I was doing more testing running the latest version, after manually adjusting each of my 3 GPU’s to 33% utilization, for optimum workload balance.
I began forcing different Work Group sizes using a bat file, to see how it would affect my systems performance.
Example of the .bat file used to force Work Group size 224.
smallptGPU.exe 1 1 224 1024 768 scenes\cornell.scn
Size 8 -> 2,721k Samples/sec
Size 16 -> 2,967k Samples/sec
Size 32 -> 3,054k Samples/sec
Size 64 -> 4,915k Samples/sec
Size 96 -> 3,602k Samples/sec
Size 128 -> 4,451k Samples/sec
Size 160 -> 4,915k Samples/sec
Size 192 -> 5,041k Samples/sec
Size 224 -> 3,978k Samples/sec
Size 256 -> 4,321k Samples/sec
Size 320 -> 4,802k Samples/sec
Size 384 -> 5,173k Samples/sec
Size 448 -> Would not run
Size 512 -> Would not run
Size 576 -> Would not run
Just running the default ‘smallptGPU’ file, I get 5,173k Samples/sec
I did noticed when I do run the default ‘smallptGPU’ file, it says the ‘Suggested work group size: 384’ in the DOS window.
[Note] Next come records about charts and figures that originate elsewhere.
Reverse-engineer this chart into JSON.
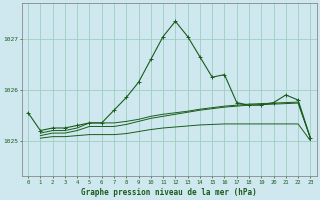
{
  "background_color": "#cfe8f0",
  "grid_color": "#9dcfbf",
  "line_color": "#1a5c1a",
  "marker_color": "#1a5c1a",
  "title": "Graphe pression niveau de la mer (hPa)",
  "xlabel_color": "#1a5c1a",
  "xlim": [
    -0.5,
    23.5
  ],
  "ylim": [
    1024.3,
    1027.7
  ],
  "yticks": [
    1025,
    1026,
    1027
  ],
  "xticks": [
    0,
    1,
    2,
    3,
    4,
    5,
    6,
    7,
    8,
    9,
    10,
    11,
    12,
    13,
    14,
    15,
    16,
    17,
    18,
    19,
    20,
    21,
    22,
    23
  ],
  "series_main": {
    "x": [
      0,
      1,
      2,
      3,
      4,
      5,
      6,
      7,
      8,
      9,
      10,
      11,
      12,
      13,
      14,
      15,
      16,
      17,
      18,
      19,
      20,
      21,
      22,
      23
    ],
    "y": [
      1025.55,
      1025.2,
      1025.25,
      1025.25,
      1025.3,
      1025.35,
      1025.35,
      1025.6,
      1025.85,
      1026.15,
      1026.6,
      1027.05,
      1027.35,
      1027.05,
      1026.65,
      1026.25,
      1026.3,
      1025.75,
      1025.7,
      1025.7,
      1025.75,
      1025.9,
      1025.8,
      1025.05
    ]
  },
  "series_flat": [
    {
      "x": [
        1,
        2,
        3,
        4,
        5,
        6,
        7,
        8,
        9,
        10,
        11,
        12,
        13,
        14,
        15,
        16,
        17,
        18,
        19,
        20,
        21,
        22,
        23
      ],
      "y": [
        1025.15,
        1025.2,
        1025.2,
        1025.25,
        1025.35,
        1025.35,
        1025.35,
        1025.38,
        1025.42,
        1025.48,
        1025.52,
        1025.55,
        1025.58,
        1025.62,
        1025.65,
        1025.68,
        1025.7,
        1025.72,
        1025.73,
        1025.74,
        1025.75,
        1025.76,
        1025.05
      ]
    },
    {
      "x": [
        1,
        2,
        3,
        4,
        5,
        6,
        7,
        8,
        9,
        10,
        11,
        12,
        13,
        14,
        15,
        16,
        17,
        18,
        19,
        20,
        21,
        22,
        23
      ],
      "y": [
        1025.1,
        1025.15,
        1025.15,
        1025.2,
        1025.28,
        1025.28,
        1025.28,
        1025.32,
        1025.38,
        1025.44,
        1025.48,
        1025.52,
        1025.56,
        1025.6,
        1025.63,
        1025.66,
        1025.68,
        1025.7,
        1025.71,
        1025.72,
        1025.73,
        1025.74,
        1025.05
      ]
    },
    {
      "x": [
        1,
        2,
        3,
        4,
        5,
        6,
        7,
        8,
        9,
        10,
        11,
        12,
        13,
        14,
        15,
        16,
        17,
        18,
        19,
        20,
        21,
        22,
        23
      ],
      "y": [
        1025.05,
        1025.08,
        1025.08,
        1025.1,
        1025.12,
        1025.12,
        1025.12,
        1025.14,
        1025.18,
        1025.22,
        1025.25,
        1025.27,
        1025.29,
        1025.31,
        1025.32,
        1025.33,
        1025.33,
        1025.33,
        1025.33,
        1025.33,
        1025.33,
        1025.33,
        1025.0
      ]
    }
  ]
}
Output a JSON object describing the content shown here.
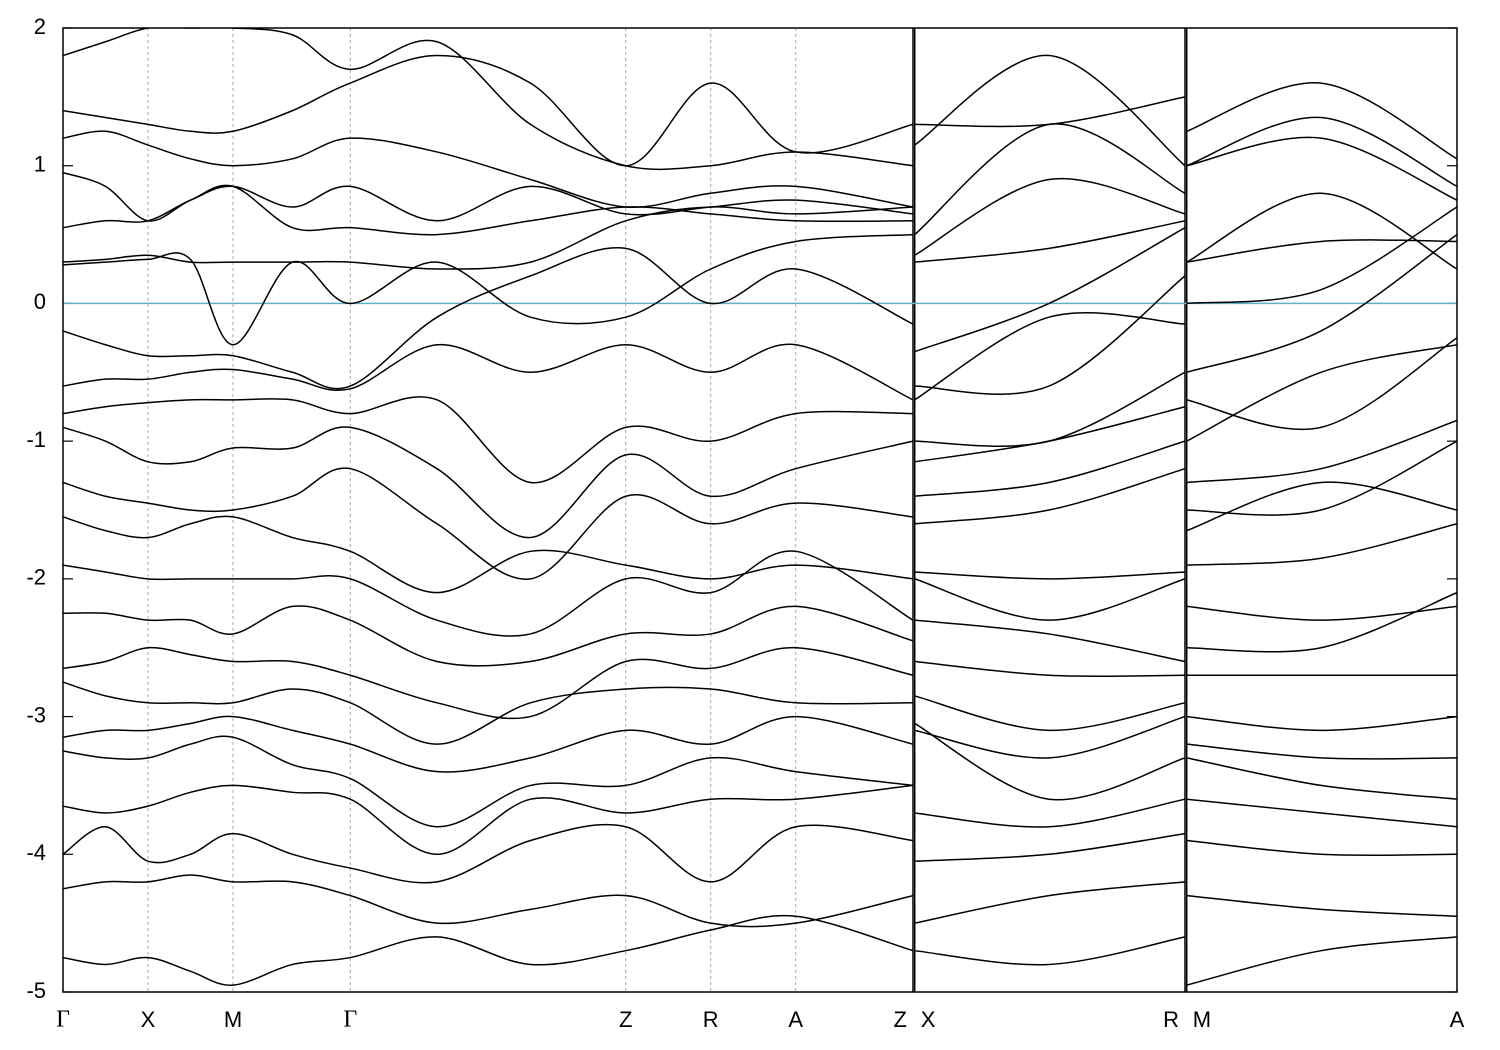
{
  "chart_data": {
    "type": "line",
    "x": [
      0,
      0.25,
      0.5,
      0.75,
      1.0,
      1.35,
      1.69,
      2.2,
      2.75,
      3.31,
      3.81,
      4.31,
      5.0,
      5.01,
      5.8,
      6.6,
      6.61,
      7.4,
      8.2
    ],
    "xlim": [
      0,
      8.2
    ],
    "xticks": [
      {
        "value": 0,
        "label": "Γ"
      },
      {
        "value": 0.5,
        "label": "X"
      },
      {
        "value": 1.0,
        "label": "M"
      },
      {
        "value": 1.69,
        "label": "Γ"
      },
      {
        "value": 3.31,
        "label": "Z"
      },
      {
        "value": 3.81,
        "label": "R"
      },
      {
        "value": 4.31,
        "label": "A"
      },
      {
        "value": 5.0,
        "label": "Z"
      },
      {
        "value": 5.01,
        "label": "X"
      },
      {
        "value": 6.6,
        "label": "R"
      },
      {
        "value": 6.61,
        "label": "M"
      },
      {
        "value": 8.2,
        "label": "A"
      }
    ],
    "ylim": [
      -5,
      2
    ],
    "yticks": [
      -5,
      -4,
      -3,
      -2,
      -1,
      0,
      1,
      2
    ],
    "line_color": "#000000",
    "fermi_level": 0,
    "fermi_color": "#5fb0c8",
    "series": [
      {
        "values": [
          1.8,
          1.9,
          2.0,
          2.0,
          2.0,
          1.95,
          1.7,
          1.9,
          1.3,
          1.0,
          1.0,
          1.1,
          1.0,
          1.15,
          1.8,
          1.0,
          1.25,
          1.6,
          1.05
        ]
      },
      {
        "values": [
          1.4,
          1.35,
          1.3,
          1.25,
          1.25,
          1.4,
          1.6,
          1.8,
          1.6,
          1.0,
          1.6,
          1.1,
          1.3,
          1.3,
          1.3,
          1.5,
          1.0,
          1.35,
          0.85
        ]
      },
      {
        "values": [
          1.2,
          1.25,
          1.15,
          1.05,
          1.0,
          1.05,
          1.2,
          1.1,
          0.9,
          0.7,
          0.8,
          0.85,
          0.7,
          0.5,
          1.3,
          0.8,
          1.0,
          1.2,
          0.75
        ]
      },
      {
        "values": [
          0.95,
          0.85,
          0.6,
          0.75,
          0.85,
          0.7,
          0.85,
          0.6,
          0.85,
          0.65,
          0.7,
          0.75,
          0.65,
          0.35,
          0.9,
          0.65,
          0.3,
          0.45,
          0.45
        ]
      },
      {
        "values": [
          0.55,
          0.6,
          0.6,
          0.75,
          0.85,
          0.55,
          0.55,
          0.5,
          0.6,
          0.7,
          0.65,
          0.6,
          0.6,
          0.3,
          0.4,
          0.6,
          0.3,
          0.8,
          0.25
        ]
      },
      {
        "values": [
          0.3,
          0.32,
          0.35,
          0.3,
          0.3,
          0.3,
          0.3,
          0.25,
          0.3,
          0.6,
          0.7,
          0.65,
          0.7,
          -0.35,
          0.0,
          0.55,
          0.0,
          0.1,
          0.7
        ]
      },
      {
        "values": [
          0.28,
          0.3,
          0.32,
          0.32,
          -0.3,
          0.3,
          0.0,
          0.3,
          -0.1,
          -0.1,
          0.25,
          0.45,
          0.5,
          -0.6,
          -0.6,
          0.2,
          -0.5,
          -0.2,
          0.5
        ]
      },
      {
        "values": [
          -0.2,
          -0.3,
          -0.38,
          -0.38,
          -0.38,
          -0.5,
          -0.6,
          -0.1,
          0.2,
          0.4,
          0.0,
          0.25,
          -0.15,
          -0.7,
          -0.1,
          -0.15,
          -0.7,
          -0.9,
          -0.25
        ]
      },
      {
        "values": [
          -0.6,
          -0.55,
          -0.55,
          -0.5,
          -0.48,
          -0.55,
          -0.62,
          -0.3,
          -0.5,
          -0.3,
          -0.5,
          -0.3,
          -0.7,
          -1.0,
          -1.0,
          -0.5,
          -1.0,
          -0.5,
          -0.3
        ]
      },
      {
        "values": [
          -0.8,
          -0.75,
          -0.72,
          -0.7,
          -0.7,
          -0.7,
          -0.8,
          -0.7,
          -1.3,
          -0.9,
          -1.0,
          -0.8,
          -0.8,
          -1.15,
          -1.0,
          -0.75,
          -1.3,
          -1.2,
          -0.85
        ]
      },
      {
        "values": [
          -0.9,
          -1.0,
          -1.15,
          -1.15,
          -1.05,
          -1.05,
          -0.9,
          -1.2,
          -1.7,
          -1.1,
          -1.4,
          -1.2,
          -1.0,
          -1.4,
          -1.3,
          -1.0,
          -1.5,
          -1.5,
          -1.0
        ]
      },
      {
        "values": [
          -1.3,
          -1.4,
          -1.45,
          -1.5,
          -1.5,
          -1.4,
          -1.2,
          -1.6,
          -2.0,
          -1.4,
          -1.6,
          -1.45,
          -1.55,
          -1.6,
          -1.5,
          -1.2,
          -1.65,
          -1.3,
          -1.5
        ]
      },
      {
        "values": [
          -1.55,
          -1.65,
          -1.7,
          -1.6,
          -1.55,
          -1.7,
          -1.8,
          -2.1,
          -1.8,
          -1.9,
          -2.0,
          -1.9,
          -2.0,
          -1.95,
          -2.0,
          -1.95,
          -1.9,
          -1.85,
          -1.6
        ]
      },
      {
        "values": [
          -1.9,
          -1.95,
          -2.0,
          -2.0,
          -2.0,
          -2.0,
          -2.0,
          -2.3,
          -2.4,
          -2.0,
          -2.1,
          -1.8,
          -2.3,
          -2.0,
          -2.3,
          -2.0,
          -2.2,
          -2.3,
          -2.2
        ]
      },
      {
        "values": [
          -2.25,
          -2.25,
          -2.3,
          -2.3,
          -2.4,
          -2.2,
          -2.3,
          -2.6,
          -2.6,
          -2.4,
          -2.4,
          -2.2,
          -2.45,
          -2.3,
          -2.4,
          -2.6,
          -2.5,
          -2.5,
          -2.1
        ]
      },
      {
        "values": [
          -2.65,
          -2.6,
          -2.5,
          -2.55,
          -2.6,
          -2.6,
          -2.7,
          -2.9,
          -3.0,
          -2.6,
          -2.65,
          -2.5,
          -2.7,
          -2.6,
          -2.7,
          -2.7,
          -2.7,
          -2.7,
          -2.7
        ]
      },
      {
        "values": [
          -2.75,
          -2.85,
          -2.9,
          -2.9,
          -2.9,
          -2.8,
          -2.9,
          -3.2,
          -2.9,
          -2.8,
          -2.8,
          -2.9,
          -2.9,
          -2.85,
          -3.1,
          -2.9,
          -3.0,
          -3.1,
          -3.0
        ]
      },
      {
        "values": [
          -3.15,
          -3.1,
          -3.1,
          -3.05,
          -3.0,
          -3.1,
          -3.2,
          -3.4,
          -3.3,
          -3.1,
          -3.2,
          -3.0,
          -3.2,
          -3.1,
          -3.3,
          -3.0,
          -3.2,
          -3.3,
          -3.3
        ]
      },
      {
        "values": [
          -3.25,
          -3.3,
          -3.3,
          -3.2,
          -3.15,
          -3.35,
          -3.45,
          -3.8,
          -3.5,
          -3.5,
          -3.3,
          -3.4,
          -3.5,
          -3.05,
          -3.6,
          -3.3,
          -3.3,
          -3.5,
          -3.6
        ]
      },
      {
        "values": [
          -3.65,
          -3.7,
          -3.65,
          -3.55,
          -3.5,
          -3.55,
          -3.6,
          -4.0,
          -3.6,
          -3.7,
          -3.6,
          -3.6,
          -3.5,
          -3.7,
          -3.8,
          -3.6,
          -3.6,
          -3.7,
          -3.8
        ]
      },
      {
        "values": [
          -4.0,
          -3.8,
          -4.05,
          -4.0,
          -3.85,
          -4.0,
          -4.1,
          -4.2,
          -3.9,
          -3.8,
          -4.2,
          -3.8,
          -3.9,
          -4.05,
          -4.0,
          -3.85,
          -3.9,
          -4.0,
          -4.0
        ]
      },
      {
        "values": [
          -4.25,
          -4.2,
          -4.2,
          -4.15,
          -4.2,
          -4.2,
          -4.3,
          -4.5,
          -4.4,
          -4.3,
          -4.5,
          -4.5,
          -4.3,
          -4.5,
          -4.3,
          -4.2,
          -4.3,
          -4.4,
          -4.45
        ]
      },
      {
        "values": [
          -4.75,
          -4.8,
          -4.75,
          -4.85,
          -4.95,
          -4.8,
          -4.75,
          -4.6,
          -4.8,
          -4.7,
          -4.55,
          -4.45,
          -4.7,
          -4.7,
          -4.8,
          -4.6,
          -4.95,
          -4.7,
          -4.6
        ]
      }
    ]
  }
}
That is also is the work group size, that I get my best performance on…
I tried to increase the work group size further, but the program would not run.
Question:[/b] Is it a known fact that Nvidia can’t allocate a larger work group size than 384? Just wondering…
If so, what is the limiting factor? GPU memory?
Second question: If we could further increase the Work Group size past 384, do you think we might see some additional performance?